All persons dealing with the insurance companies are bound to know the general laws of the State, and are presumed to contract with reference thereto. The repeal is conclusive upon the corporation. The creditors of the corporation are bound by the repeal and its legitimate consequences. ‘ Indeed,’ remarks Tenney, J., in Read v. Frankfort Bank, 23 Maine, 318, f it is not seen, how any objection can be taken by those who had no other connection therewith than that of being creditors. Whoever entered into contracts with it, exposed himself to losses which might arise from its dissolution, as he would with natural persons, by their death. No security was provided by the charter or any other statute against such an exposure to injury.’ This decision was affirmed in Whitman v. Cox, 26 Maine, 335.

The attachment of the plaintiff having been legally dissolved by the termination of the corporate existence of the insurance company, the plaintiff thereby lost any lien he might have acquired by his original attachment.

*175But upon examination, it will be perceived that in no event could the trustee be charged. He was the treasurer of the corporation, and so far as he held its funds officially, he is not chargeable. As treasurer, he holds the funds of the corporation. The funds are held by the corporation through its treasurer. It is the only way the corporation can hold its funds, by its appropriate officers. Pettingill v. Androscoggin R. R. Co., 50 Maine, 379. Sprague v. Steam Navigation Co., 52 Maine, 592.

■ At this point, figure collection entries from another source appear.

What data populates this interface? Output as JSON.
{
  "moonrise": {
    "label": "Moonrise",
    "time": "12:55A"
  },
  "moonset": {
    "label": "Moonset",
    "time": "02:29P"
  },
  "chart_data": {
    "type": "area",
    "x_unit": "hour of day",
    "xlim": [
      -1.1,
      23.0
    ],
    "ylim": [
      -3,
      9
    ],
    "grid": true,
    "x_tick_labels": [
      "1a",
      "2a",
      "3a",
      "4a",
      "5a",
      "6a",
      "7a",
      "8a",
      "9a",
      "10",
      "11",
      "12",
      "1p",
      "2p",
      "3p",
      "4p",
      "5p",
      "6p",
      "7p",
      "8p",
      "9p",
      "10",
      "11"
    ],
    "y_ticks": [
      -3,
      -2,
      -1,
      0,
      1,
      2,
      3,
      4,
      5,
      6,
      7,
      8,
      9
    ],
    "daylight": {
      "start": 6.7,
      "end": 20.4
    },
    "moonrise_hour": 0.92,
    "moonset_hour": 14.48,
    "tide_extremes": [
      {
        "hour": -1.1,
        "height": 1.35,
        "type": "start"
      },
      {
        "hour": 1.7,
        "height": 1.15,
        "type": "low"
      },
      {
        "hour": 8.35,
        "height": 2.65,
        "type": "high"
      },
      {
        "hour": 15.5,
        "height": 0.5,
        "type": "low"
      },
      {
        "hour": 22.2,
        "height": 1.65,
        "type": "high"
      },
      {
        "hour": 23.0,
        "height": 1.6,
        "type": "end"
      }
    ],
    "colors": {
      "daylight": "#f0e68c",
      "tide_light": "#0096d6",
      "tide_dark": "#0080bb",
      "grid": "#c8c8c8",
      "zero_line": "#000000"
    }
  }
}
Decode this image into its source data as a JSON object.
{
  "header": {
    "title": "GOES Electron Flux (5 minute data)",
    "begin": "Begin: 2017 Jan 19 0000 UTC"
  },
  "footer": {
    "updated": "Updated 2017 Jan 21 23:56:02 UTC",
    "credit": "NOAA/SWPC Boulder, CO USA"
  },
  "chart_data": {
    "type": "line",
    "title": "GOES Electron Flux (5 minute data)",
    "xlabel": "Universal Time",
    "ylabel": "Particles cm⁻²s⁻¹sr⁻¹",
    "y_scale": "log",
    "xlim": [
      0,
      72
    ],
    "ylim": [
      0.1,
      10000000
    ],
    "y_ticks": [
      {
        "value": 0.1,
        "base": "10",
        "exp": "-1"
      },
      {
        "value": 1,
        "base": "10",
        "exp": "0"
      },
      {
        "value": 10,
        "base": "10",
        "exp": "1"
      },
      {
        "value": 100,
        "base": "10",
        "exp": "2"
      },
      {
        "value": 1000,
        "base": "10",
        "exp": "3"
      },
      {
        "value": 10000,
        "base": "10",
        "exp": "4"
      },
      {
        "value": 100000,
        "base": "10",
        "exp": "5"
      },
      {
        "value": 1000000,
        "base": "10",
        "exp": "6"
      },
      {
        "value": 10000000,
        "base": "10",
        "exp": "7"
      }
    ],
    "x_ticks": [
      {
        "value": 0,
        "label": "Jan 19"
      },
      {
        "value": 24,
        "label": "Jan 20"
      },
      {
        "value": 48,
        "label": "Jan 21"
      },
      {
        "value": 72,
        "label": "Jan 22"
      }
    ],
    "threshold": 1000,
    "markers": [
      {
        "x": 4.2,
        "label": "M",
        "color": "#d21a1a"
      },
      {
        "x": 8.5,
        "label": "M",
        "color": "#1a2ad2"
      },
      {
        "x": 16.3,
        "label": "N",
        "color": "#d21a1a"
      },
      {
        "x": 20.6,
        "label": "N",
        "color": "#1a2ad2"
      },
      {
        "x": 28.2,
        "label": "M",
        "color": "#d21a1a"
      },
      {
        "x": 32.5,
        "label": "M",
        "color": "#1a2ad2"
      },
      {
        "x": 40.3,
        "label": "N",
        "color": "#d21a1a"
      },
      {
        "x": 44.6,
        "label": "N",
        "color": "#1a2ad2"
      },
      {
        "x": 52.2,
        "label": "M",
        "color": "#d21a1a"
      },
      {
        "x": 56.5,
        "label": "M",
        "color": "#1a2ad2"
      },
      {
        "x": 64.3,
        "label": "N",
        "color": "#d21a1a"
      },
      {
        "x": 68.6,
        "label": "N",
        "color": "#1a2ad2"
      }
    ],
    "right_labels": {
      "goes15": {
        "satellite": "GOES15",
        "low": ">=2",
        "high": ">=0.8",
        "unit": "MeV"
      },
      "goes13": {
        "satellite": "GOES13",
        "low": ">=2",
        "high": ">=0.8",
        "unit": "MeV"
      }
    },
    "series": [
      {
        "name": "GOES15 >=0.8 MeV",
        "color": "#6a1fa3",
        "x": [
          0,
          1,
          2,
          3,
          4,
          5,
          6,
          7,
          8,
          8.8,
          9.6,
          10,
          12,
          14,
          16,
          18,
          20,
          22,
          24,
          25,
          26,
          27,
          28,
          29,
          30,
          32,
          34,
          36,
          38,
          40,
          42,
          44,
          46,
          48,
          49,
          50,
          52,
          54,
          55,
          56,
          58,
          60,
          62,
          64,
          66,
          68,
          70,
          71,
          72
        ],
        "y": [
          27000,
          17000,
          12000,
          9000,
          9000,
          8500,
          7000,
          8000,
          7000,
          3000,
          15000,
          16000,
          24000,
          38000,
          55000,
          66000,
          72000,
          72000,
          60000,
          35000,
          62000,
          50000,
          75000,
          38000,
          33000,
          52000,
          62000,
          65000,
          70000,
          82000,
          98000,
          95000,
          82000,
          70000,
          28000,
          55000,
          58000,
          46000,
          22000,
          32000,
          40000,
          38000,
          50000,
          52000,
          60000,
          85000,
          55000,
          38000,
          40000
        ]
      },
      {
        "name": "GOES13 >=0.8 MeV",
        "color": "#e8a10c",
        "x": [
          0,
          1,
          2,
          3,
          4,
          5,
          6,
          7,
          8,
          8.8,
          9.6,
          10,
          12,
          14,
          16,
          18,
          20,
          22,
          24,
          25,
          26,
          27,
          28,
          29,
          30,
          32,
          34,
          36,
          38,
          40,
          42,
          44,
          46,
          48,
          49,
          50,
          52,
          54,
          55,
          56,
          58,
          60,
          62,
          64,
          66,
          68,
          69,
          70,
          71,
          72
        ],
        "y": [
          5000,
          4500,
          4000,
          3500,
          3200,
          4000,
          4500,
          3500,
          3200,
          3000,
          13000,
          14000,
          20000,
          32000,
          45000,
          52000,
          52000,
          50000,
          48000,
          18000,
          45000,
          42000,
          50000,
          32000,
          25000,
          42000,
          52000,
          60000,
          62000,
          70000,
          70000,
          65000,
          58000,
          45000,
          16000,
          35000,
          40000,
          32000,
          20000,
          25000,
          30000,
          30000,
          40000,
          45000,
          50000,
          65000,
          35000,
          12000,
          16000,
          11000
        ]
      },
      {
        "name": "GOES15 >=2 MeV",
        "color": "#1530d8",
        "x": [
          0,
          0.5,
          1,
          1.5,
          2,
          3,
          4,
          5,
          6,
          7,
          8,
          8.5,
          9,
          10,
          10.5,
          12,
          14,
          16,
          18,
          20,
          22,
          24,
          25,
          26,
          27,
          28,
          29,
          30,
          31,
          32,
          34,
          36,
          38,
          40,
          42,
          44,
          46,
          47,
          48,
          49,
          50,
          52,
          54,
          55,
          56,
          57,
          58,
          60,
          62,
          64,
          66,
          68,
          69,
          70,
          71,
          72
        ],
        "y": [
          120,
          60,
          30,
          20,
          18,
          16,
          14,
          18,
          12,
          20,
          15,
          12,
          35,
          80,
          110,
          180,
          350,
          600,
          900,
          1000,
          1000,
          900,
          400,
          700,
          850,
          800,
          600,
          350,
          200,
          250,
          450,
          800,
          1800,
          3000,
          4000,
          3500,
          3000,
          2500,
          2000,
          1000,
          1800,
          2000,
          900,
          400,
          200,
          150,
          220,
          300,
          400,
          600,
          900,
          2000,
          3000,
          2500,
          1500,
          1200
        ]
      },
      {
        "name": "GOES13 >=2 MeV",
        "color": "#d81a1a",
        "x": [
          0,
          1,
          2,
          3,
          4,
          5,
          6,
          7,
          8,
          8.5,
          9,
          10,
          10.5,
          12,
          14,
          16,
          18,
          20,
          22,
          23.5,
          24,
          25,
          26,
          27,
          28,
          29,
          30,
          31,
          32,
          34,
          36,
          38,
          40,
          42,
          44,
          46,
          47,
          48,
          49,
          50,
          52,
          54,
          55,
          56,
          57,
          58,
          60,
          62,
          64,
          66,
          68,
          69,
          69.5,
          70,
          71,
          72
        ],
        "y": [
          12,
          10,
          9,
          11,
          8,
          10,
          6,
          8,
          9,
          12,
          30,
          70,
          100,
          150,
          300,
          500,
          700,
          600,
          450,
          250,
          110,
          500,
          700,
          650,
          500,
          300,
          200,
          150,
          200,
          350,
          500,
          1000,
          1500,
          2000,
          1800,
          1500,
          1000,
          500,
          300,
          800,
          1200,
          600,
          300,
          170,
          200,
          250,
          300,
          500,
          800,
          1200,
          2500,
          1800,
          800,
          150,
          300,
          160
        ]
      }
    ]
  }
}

It is admitted by plaintiffs counsel, that on the day of the service of the trustee process on the defendant, the corporation owed him absolutely $25,003.43, and that he was liable, in addition, for the corporation for $35,527.50, as indorser for which he held collateral security, and that he had $35,836.00. But the cash in hand, after deducting the absolute indebtedness, was held by him as treasurer, for which he cannot be charged as trustee.

For funds in his hands, rightfully received in payment of the indebtedness of the company to him, the trustee could not be charged.

The defendant held as collateral a large amount of notes due to and deposited with him by the corporation as security for his claims against the same. These notes, so deposited, were secured by mortgage or by pledge of stock. The insurance company transferred the notes thus secured, with the pledges held by them, to the defendant to indemnify him for .his claims against the company whether as indorser or otherwise.

The notes thus transferred to the defendant by the insurance company were the principal. The bank, railroad, and other stock were collateral thereto, and must abide the fate of the principal. Now notes and bonds are not attachable, nor can they be sold on execution. The defendant cannot be held as trustee on account of them.

Neither is the defendant chargeable within the provisions of R. S., c. 86, § 52. The principal defendant in the original suit, the insurance company, was not the owner of the collateral security given to secure the notes due them. The company held the col*176lateral as pledgee. The collateral security could not be sold as their property, for their interest was not absolute. If the amount for which they were pledged to the defendant should be paid him by the plaintiff, he would have no right to sell. The collateral would still be liable to redemption by the several pledgors, whose notes it was given to secure.

The interests of the several original pledgors to the insurance company in the bonds or stock by them pledged, cannot be seized and sold, for there is no suit against them. The interests of the original pledgees, the insurance company, are not attachable and could not be sold on execution against the corporation.

A large portion of the collaterals consisted in city and railroad bonds, for which the defendant could in no event be charged as trustee. Smith v. Kennebec & Portland R. R. Co., 45 Maine, 547.

Defendant discharged as trustee.

Execution to issue against him for costs.

Kent, J., concurred; and Walton, Barrows, and Danforth JJ., concurred in the result.